First, the good news. Firefox plans to adopt the WebExtensions API, which according to Needham, will make it easier for add-on developers to port extensions between browsers. If you've ever tried coding one, you'll know each browser has its own way of doing things. Standardisation in this regard would be a nice thing.
Next up is moving to a multi-process design -- a project codenamed "Electrolysis". Like Chrome, the idea is each tab is sandboxed, preventing a problem in one affecting the other -- including malware.

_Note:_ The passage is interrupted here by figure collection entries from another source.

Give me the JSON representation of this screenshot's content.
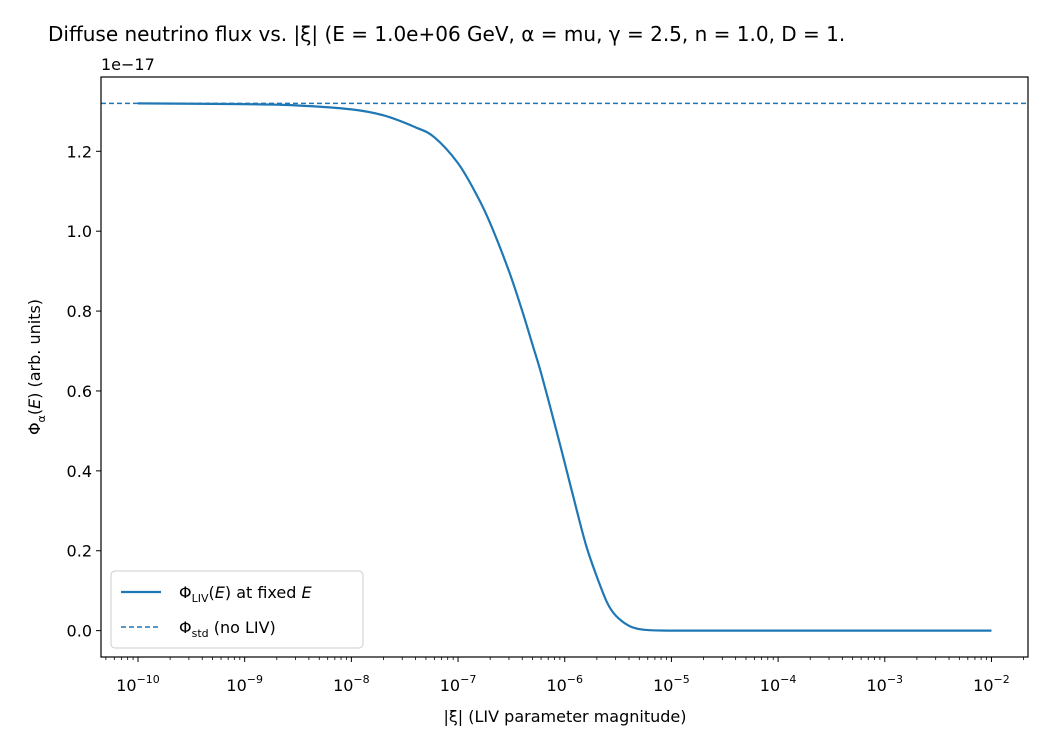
{
  "chart_data": {
    "type": "line",
    "title": "Diffuse neutrino flux vs. |ξ|  (E = 1.0e+06 GeV, α = mu, γ = 2.5, n = 1.0, D = 1.",
    "xlabel": "|ξ| (LIV parameter magnitude)",
    "ylabel": "Φα(E)  (arb. units)",
    "x_scale": "log",
    "xlim": [
      4.5e-11,
      0.022
    ],
    "ylim": [
      -0.066,
      1.386
    ],
    "y_offset_label": "1e−17",
    "x_ticks": [
      {
        "value": 1e-10,
        "base": "10",
        "exp": "−10"
      },
      {
        "value": 1e-09,
        "base": "10",
        "exp": "−9"
      },
      {
        "value": 1e-08,
        "base": "10",
        "exp": "−8"
      },
      {
        "value": 1e-07,
        "base": "10",
        "exp": "−7"
      },
      {
        "value": 1e-06,
        "base": "10",
        "exp": "−6"
      },
      {
        "value": 1e-05,
        "base": "10",
        "exp": "−5"
      },
      {
        "value": 0.0001,
        "base": "10",
        "exp": "−4"
      },
      {
        "value": 0.001,
        "base": "10",
        "exp": "−3"
      },
      {
        "value": 0.01,
        "base": "10",
        "exp": "−2"
      }
    ],
    "y_ticks": [
      {
        "value": 0.0,
        "label": "0.0"
      },
      {
        "value": 0.2,
        "label": "0.2"
      },
      {
        "value": 0.4,
        "label": "0.4"
      },
      {
        "value": 0.6,
        "label": "0.6"
      },
      {
        "value": 0.8,
        "label": "0.8"
      },
      {
        "value": 1.0,
        "label": "1.0"
      },
      {
        "value": 1.2,
        "label": "1.2"
      }
    ],
    "grid": false,
    "legend_position": "lower-left",
    "colors": {
      "series": "#1f77b4"
    },
    "series": [
      {
        "name": "ΦLIV(E) at fixed E",
        "style": "solid",
        "x": [
          1e-10,
          1e-09,
          3e-09,
          1e-08,
          2e-08,
          4e-08,
          6e-08,
          1e-07,
          1.5e-07,
          2e-07,
          3e-07,
          4e-07,
          5e-07,
          6e-07,
          8e-07,
          1e-06,
          1.3e-06,
          1.6e-06,
          2e-06,
          2.5e-06,
          3e-06,
          4e-06,
          5e-06,
          6e-06,
          8e-06,
          1e-05,
          2e-05,
          0.0001,
          0.001,
          0.01
        ],
        "y": [
          1.32,
          1.318,
          1.315,
          1.305,
          1.29,
          1.26,
          1.235,
          1.17,
          1.09,
          1.02,
          0.9,
          0.8,
          0.715,
          0.645,
          0.52,
          0.42,
          0.3,
          0.21,
          0.135,
          0.07,
          0.038,
          0.012,
          0.004,
          0.0015,
          0.0003,
          0.0001,
          0.0,
          0.0,
          0.0,
          0.0
        ]
      },
      {
        "name": "Φstd (no LIV)",
        "style": "dashed",
        "y_constant": 1.32
      }
    ],
    "legend": [
      {
        "main": "Φ",
        "sub": "LIV",
        "rest": "(E) at fixed E"
      },
      {
        "main": "Φ",
        "sub": "std",
        "rest": " (no LIV)"
      }
    ]
  }
}
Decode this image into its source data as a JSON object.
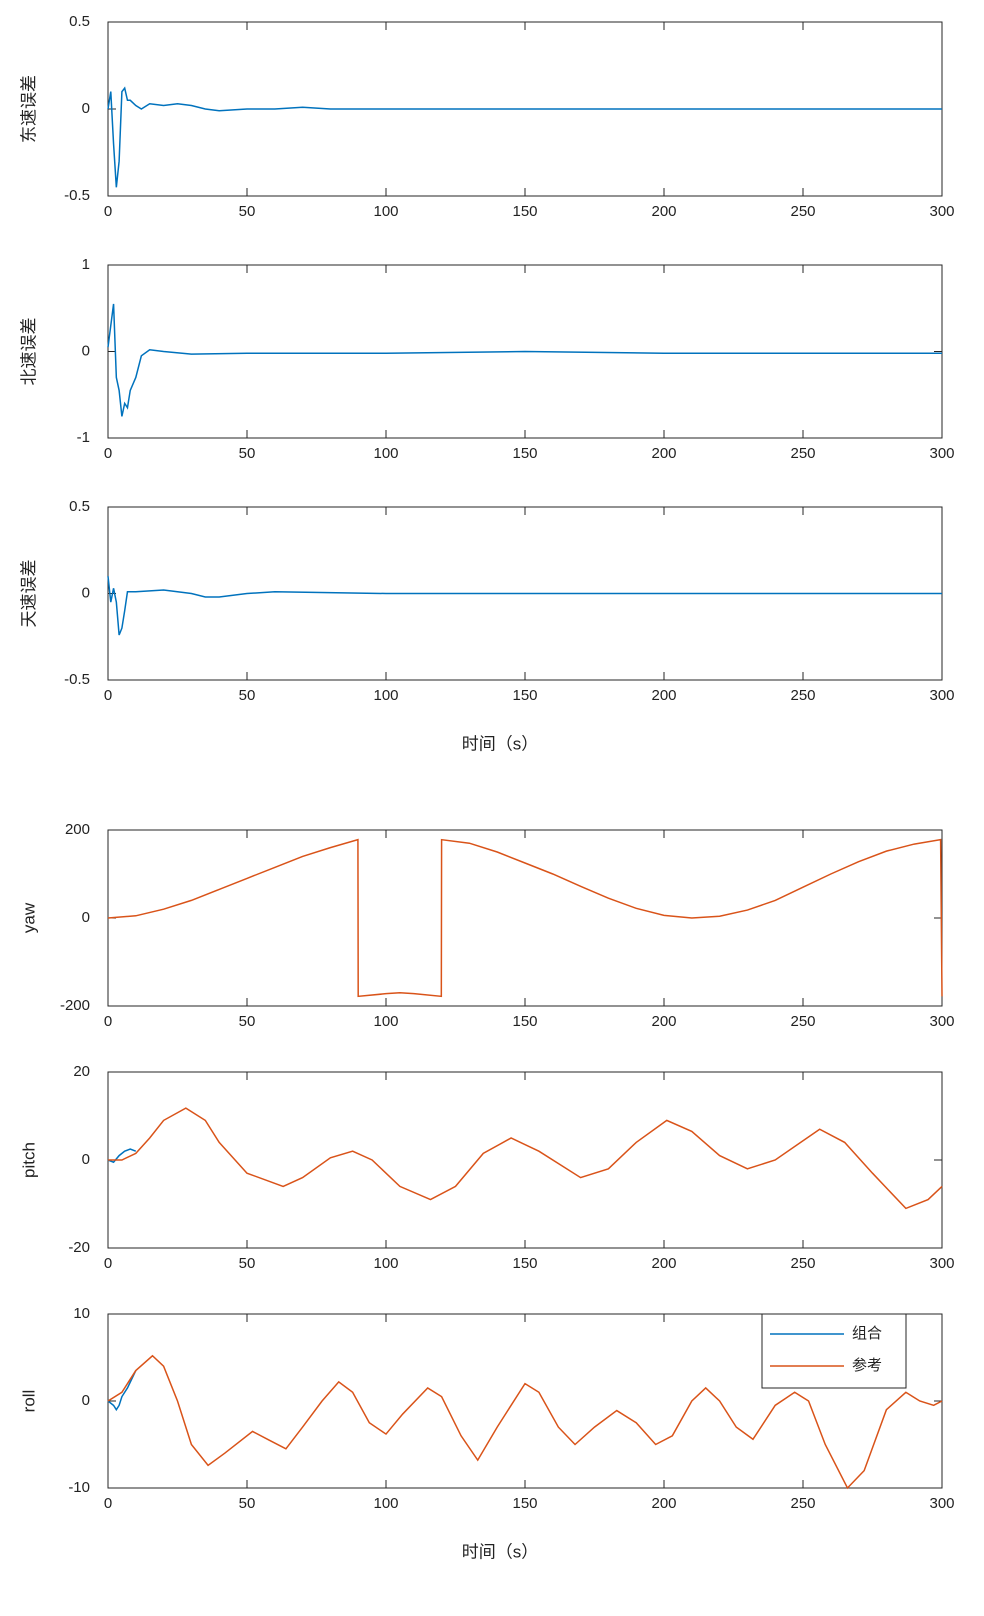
{
  "chart_data": [
    {
      "type": "line",
      "ylabel": "东速误差",
      "xlim": [
        0,
        300
      ],
      "ylim": [
        -0.5,
        0.5
      ],
      "xticks": [
        0,
        50,
        100,
        150,
        200,
        250,
        300
      ],
      "yticks": [
        -0.5,
        0,
        0.5
      ],
      "series": [
        {
          "color": "#0072bd",
          "x": [
            0,
            1,
            2,
            3,
            4,
            5,
            6,
            7,
            8,
            10,
            12,
            15,
            20,
            25,
            30,
            35,
            40,
            50,
            60,
            70,
            80,
            100,
            150,
            200,
            250,
            300
          ],
          "values": [
            0,
            0.1,
            -0.2,
            -0.45,
            -0.3,
            0.1,
            0.12,
            0.05,
            0.05,
            0.02,
            0,
            0.03,
            0.02,
            0.03,
            0.02,
            0,
            -0.01,
            0,
            0,
            0.01,
            0,
            0,
            0,
            0,
            0,
            0
          ]
        }
      ]
    },
    {
      "type": "line",
      "ylabel": "北速误差",
      "xlim": [
        0,
        300
      ],
      "ylim": [
        -1,
        1
      ],
      "xticks": [
        0,
        50,
        100,
        150,
        200,
        250,
        300
      ],
      "yticks": [
        -1,
        0,
        1
      ],
      "series": [
        {
          "color": "#0072bd",
          "x": [
            0,
            1,
            2,
            3,
            4,
            5,
            6,
            7,
            8,
            10,
            12,
            15,
            20,
            30,
            50,
            100,
            150,
            200,
            300
          ],
          "values": [
            0.05,
            0.3,
            0.55,
            -0.3,
            -0.45,
            -0.75,
            -0.6,
            -0.65,
            -0.45,
            -0.3,
            -0.05,
            0.02,
            0,
            -0.03,
            -0.02,
            -0.02,
            0,
            -0.02,
            -0.02
          ]
        }
      ]
    },
    {
      "type": "line",
      "ylabel": "天速误差",
      "xlabel": "时间（s）",
      "xlim": [
        0,
        300
      ],
      "ylim": [
        -0.5,
        0.5
      ],
      "xticks": [
        0,
        50,
        100,
        150,
        200,
        250,
        300
      ],
      "yticks": [
        -0.5,
        0,
        0.5
      ],
      "series": [
        {
          "color": "#0072bd",
          "x": [
            0,
            1,
            2,
            3,
            4,
            5,
            6,
            7,
            10,
            20,
            30,
            35,
            40,
            50,
            60,
            100,
            300
          ],
          "values": [
            0.1,
            -0.05,
            0.03,
            -0.05,
            -0.24,
            -0.2,
            -0.1,
            0.01,
            0.01,
            0.02,
            0,
            -0.02,
            -0.02,
            0,
            0.01,
            0,
            0
          ]
        }
      ]
    },
    {
      "type": "line",
      "ylabel": "yaw",
      "xlim": [
        0,
        300
      ],
      "ylim": [
        -200,
        200
      ],
      "xticks": [
        0,
        50,
        100,
        150,
        200,
        250,
        300
      ],
      "yticks": [
        -200,
        0,
        200
      ],
      "series": [
        {
          "color": "#d95319",
          "x": [
            0,
            10,
            20,
            30,
            40,
            50,
            60,
            70,
            80,
            89.9,
            90,
            100,
            105,
            110,
            119.9,
            120,
            130,
            140,
            150,
            160,
            170,
            180,
            190,
            200,
            210,
            220,
            230,
            240,
            250,
            260,
            270,
            280,
            290,
            299.5,
            300
          ],
          "values": [
            0,
            5,
            20,
            40,
            65,
            90,
            115,
            140,
            160,
            178,
            -178,
            -172,
            -170,
            -172,
            -178,
            178,
            170,
            150,
            125,
            100,
            72,
            45,
            22,
            6,
            0,
            4,
            18,
            40,
            70,
            100,
            128,
            152,
            168,
            178,
            -178
          ]
        }
      ]
    },
    {
      "type": "line",
      "ylabel": "pitch",
      "xlim": [
        0,
        300
      ],
      "ylim": [
        -20,
        20
      ],
      "xticks": [
        0,
        50,
        100,
        150,
        200,
        250,
        300
      ],
      "yticks": [
        -20,
        0,
        20
      ],
      "series": [
        {
          "color": "#0072bd",
          "x": [
            0,
            2,
            4,
            6,
            8,
            10
          ],
          "values": [
            0,
            -0.5,
            1,
            2,
            2.5,
            2
          ]
        },
        {
          "color": "#d95319",
          "x": [
            0,
            5,
            10,
            15,
            20,
            28,
            35,
            40,
            50,
            63,
            70,
            80,
            88,
            95,
            105,
            116,
            125,
            135,
            145,
            155,
            170,
            180,
            190,
            201,
            210,
            220,
            230,
            240,
            256,
            265,
            275,
            287,
            295,
            300
          ],
          "values": [
            0,
            0,
            1.5,
            5,
            9,
            11.8,
            9,
            4,
            -3,
            -6,
            -4,
            0.5,
            2,
            0,
            -6,
            -9,
            -6,
            1.5,
            5,
            2,
            -4,
            -2,
            4,
            9,
            6.5,
            1,
            -2,
            0,
            7,
            4,
            -3,
            -11,
            -9,
            -6
          ]
        }
      ]
    },
    {
      "type": "line",
      "ylabel": "roll",
      "xlabel": "时间（s）",
      "xlim": [
        0,
        300
      ],
      "ylim": [
        -10,
        10
      ],
      "xticks": [
        0,
        50,
        100,
        150,
        200,
        250,
        300
      ],
      "yticks": [
        -10,
        0,
        10
      ],
      "legend": "upper right",
      "series": [
        {
          "name": "组合",
          "color": "#0072bd",
          "x": [
            0,
            2,
            3,
            4,
            5,
            7,
            10
          ],
          "values": [
            0,
            -0.5,
            -1,
            -0.5,
            0.5,
            1.5,
            3.5
          ]
        },
        {
          "name": "参考",
          "color": "#d95319",
          "x": [
            0,
            5,
            10,
            16,
            20,
            25,
            30,
            36,
            42,
            52,
            58,
            64,
            70,
            77,
            83,
            88,
            94,
            100,
            106,
            115,
            120,
            127,
            133,
            140,
            150,
            155,
            162,
            168,
            175,
            183,
            190,
            197,
            203,
            210,
            215,
            220,
            226,
            232,
            240,
            247,
            252,
            258,
            266,
            272,
            280,
            287,
            292,
            297,
            300
          ],
          "values": [
            0,
            1,
            3.5,
            5.2,
            4,
            0,
            -5,
            -7.4,
            -6,
            -3.5,
            -4.5,
            -5.5,
            -3,
            0,
            2.2,
            1,
            -2.5,
            -3.8,
            -1.5,
            1.5,
            0.5,
            -4,
            -6.8,
            -3,
            2,
            1,
            -3,
            -5,
            -3,
            -1.1,
            -2.5,
            -5,
            -4,
            0,
            1.5,
            0,
            -3,
            -4.4,
            -0.5,
            1,
            0,
            -5,
            -10,
            -8,
            -1,
            1,
            0,
            -0.5,
            0
          ]
        }
      ]
    }
  ]
}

Now for the not-so-great news. Such a shift from single to multi-process will break a lot of add-ons. Not only that, Mozilla wants to retire XPCOM and XUL, the two technologies that make Firefox add-ons as flexible and powerful as they are (compared to competitors). The reason for kicking them to the curb is that the "tight coupling" seriously affects Mozilla's ability to improve Firefox:
The tight coupling between the browser and its add-ons also creates shorter-term problems for Firefox development. It's not uncommon for Firefox development to be delayed because of broken add-ons. In the most extreme cases, changes to the formatting of a method in Firefox can trigger problems caused by add-ons that modify our code via regular expressions. Add-ons can also cause Firefox to crash when they use APIs in unexpected ways ... Consequently, we have decided to deprecate add-ons that depend on XUL, XPCOM, and XBL.
The post goes on to mention that the changes will be made over the course of the next 12-18 months, introduced bit-by-bit over Firefox versions 41, 42 and 43. So add-on developers have plenty of time to prepare, however, the end result is a less customisable, but more secure, Firefox.